Panaji, March 22 (IANS) After holding the Congress-led Goa government to ransom for several weeks, alliance partner Nationalist Congress Party (NCP) has decided to bury the hatchet and said it would support the finance bill in the budget session beginning Monday.
The decision to support the Digambar Kamat-led government was taken around midnight at a coordination meeting held in Mumbai attended by senior leaders from the NCP, which has three legislators, and the Congress along with the rebels to sort out differences.
"It has been decided that we will allow the finance bill to be passed on the floor of the house.
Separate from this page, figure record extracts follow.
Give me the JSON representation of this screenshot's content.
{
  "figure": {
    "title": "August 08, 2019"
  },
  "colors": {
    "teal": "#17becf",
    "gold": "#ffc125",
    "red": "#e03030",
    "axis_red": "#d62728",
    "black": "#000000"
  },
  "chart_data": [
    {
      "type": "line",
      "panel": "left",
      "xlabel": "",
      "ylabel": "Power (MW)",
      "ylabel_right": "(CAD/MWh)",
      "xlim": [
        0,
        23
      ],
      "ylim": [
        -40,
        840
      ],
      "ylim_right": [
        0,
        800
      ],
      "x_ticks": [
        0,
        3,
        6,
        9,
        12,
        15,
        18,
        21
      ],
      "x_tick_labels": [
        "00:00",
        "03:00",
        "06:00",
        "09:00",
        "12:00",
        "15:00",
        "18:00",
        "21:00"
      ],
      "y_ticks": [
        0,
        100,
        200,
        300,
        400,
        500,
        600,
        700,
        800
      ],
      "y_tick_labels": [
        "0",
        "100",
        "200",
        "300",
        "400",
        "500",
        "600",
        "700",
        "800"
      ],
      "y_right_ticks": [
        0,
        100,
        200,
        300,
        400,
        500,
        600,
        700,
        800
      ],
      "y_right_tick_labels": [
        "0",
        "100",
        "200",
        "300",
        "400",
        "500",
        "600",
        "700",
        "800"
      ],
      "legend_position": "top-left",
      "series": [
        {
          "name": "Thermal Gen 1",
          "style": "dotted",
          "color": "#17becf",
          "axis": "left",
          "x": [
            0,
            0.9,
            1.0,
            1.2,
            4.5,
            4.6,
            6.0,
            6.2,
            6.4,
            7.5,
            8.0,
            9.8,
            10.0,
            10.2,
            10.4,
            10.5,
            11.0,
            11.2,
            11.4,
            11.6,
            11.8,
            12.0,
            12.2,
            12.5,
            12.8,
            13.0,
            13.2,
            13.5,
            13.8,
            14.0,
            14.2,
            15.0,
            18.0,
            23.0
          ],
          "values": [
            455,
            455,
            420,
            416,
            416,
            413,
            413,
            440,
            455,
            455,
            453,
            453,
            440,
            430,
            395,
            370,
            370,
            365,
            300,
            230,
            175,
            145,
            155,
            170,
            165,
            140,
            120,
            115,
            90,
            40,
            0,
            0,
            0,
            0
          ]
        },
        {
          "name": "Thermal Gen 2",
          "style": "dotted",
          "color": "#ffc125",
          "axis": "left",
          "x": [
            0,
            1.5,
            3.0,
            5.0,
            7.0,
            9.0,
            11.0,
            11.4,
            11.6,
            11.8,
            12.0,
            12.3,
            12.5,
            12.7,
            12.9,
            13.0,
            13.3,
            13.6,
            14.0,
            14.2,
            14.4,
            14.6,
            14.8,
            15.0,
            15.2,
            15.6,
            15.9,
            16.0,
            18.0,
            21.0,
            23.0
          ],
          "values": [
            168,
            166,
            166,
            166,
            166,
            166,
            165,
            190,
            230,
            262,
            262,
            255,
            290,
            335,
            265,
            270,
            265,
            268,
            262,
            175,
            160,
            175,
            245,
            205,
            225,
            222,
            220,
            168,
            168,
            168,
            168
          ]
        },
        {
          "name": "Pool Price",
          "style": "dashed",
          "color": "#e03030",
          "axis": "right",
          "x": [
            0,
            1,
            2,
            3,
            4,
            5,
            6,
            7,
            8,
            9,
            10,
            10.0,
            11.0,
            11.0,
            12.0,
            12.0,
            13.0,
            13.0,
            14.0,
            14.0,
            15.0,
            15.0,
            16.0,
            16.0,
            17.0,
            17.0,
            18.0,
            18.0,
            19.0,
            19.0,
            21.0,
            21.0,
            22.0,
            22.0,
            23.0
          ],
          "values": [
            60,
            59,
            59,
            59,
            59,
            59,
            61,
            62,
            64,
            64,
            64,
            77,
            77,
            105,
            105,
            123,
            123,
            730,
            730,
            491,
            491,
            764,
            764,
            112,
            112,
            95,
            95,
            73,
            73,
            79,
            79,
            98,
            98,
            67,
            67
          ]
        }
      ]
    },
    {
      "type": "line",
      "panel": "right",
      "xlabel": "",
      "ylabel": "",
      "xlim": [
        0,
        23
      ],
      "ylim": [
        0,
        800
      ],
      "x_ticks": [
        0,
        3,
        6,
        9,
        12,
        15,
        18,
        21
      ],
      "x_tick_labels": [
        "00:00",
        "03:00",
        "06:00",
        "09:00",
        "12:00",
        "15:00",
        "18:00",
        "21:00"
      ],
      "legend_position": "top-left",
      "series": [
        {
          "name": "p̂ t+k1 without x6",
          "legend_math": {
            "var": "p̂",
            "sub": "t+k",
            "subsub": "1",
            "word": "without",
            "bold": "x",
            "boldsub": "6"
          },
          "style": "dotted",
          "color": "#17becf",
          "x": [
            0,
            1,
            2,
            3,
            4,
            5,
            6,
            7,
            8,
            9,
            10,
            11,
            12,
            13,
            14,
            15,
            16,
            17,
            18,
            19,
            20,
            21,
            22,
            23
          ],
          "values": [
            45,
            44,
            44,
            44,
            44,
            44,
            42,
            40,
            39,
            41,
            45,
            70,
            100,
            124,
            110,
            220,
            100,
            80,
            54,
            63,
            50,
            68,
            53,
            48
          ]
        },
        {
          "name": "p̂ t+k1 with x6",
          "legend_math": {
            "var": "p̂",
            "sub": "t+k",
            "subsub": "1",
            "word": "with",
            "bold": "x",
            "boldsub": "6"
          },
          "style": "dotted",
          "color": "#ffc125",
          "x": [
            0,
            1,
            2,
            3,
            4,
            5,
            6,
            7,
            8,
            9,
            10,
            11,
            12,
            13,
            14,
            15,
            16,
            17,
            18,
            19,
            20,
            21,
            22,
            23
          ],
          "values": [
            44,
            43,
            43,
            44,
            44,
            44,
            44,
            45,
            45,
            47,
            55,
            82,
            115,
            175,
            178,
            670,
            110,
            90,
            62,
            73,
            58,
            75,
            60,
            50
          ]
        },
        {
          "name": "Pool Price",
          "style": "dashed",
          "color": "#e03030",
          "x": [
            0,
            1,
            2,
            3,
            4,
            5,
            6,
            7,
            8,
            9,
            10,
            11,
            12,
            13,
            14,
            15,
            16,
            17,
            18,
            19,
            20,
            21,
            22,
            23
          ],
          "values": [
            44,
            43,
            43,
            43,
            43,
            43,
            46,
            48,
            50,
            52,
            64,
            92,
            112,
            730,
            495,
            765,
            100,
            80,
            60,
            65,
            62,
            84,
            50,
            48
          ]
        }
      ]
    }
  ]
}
The decision was taken unanimously at the meeting," NCP spokesperson Prakash Bhingsale told IANS.
The meeting was also attended by Goa Pradesh Congress Committee (GPCC) president Subhash Shirodkar, senior NCP leader Praful Patel and All India Congress Committee (AICC) secretary in charge of Goa B.K. Hariprasad, Bhingsale said.
He further said that a coordination meeting between the Congress and the NCP would also be held March 31 to straighten the issues between the two parties.
The three NCP legislators -- ministers Jose Philip D'Souza and Mickky Pacheco as well as Nilkant Halarnkar - were spearheading a rebellion, along with two legislators from the Maharashtrawadi Gomantak Party (MGP) Sudin Dhavalikar and Deepak Dhavalikar and two other ruling legislators.
The dissident group calls itself G-7, or group of seven.
While neither Kamat nor the dissidents have explained what the "two demands" are, unconfirmed reports suggest that the NCP legislators were pushing for a large real estate deal on behalf of a union minister of the NCP that Kamat is allegedly stonewalling.
When asked if Kamat's stonewalling of the multi-crore deal was one of the G-7 demands, Goa NCP president Carmo Pegado had refused to comment.
Goa's 40-member assembly comprises 18 legislators from the Congress, 14 from the Bharatiya Janata Party (BJP), three from the NCP, two from the MGP, one from the unattached United Goans Democratic Party (UGDP) and two independents.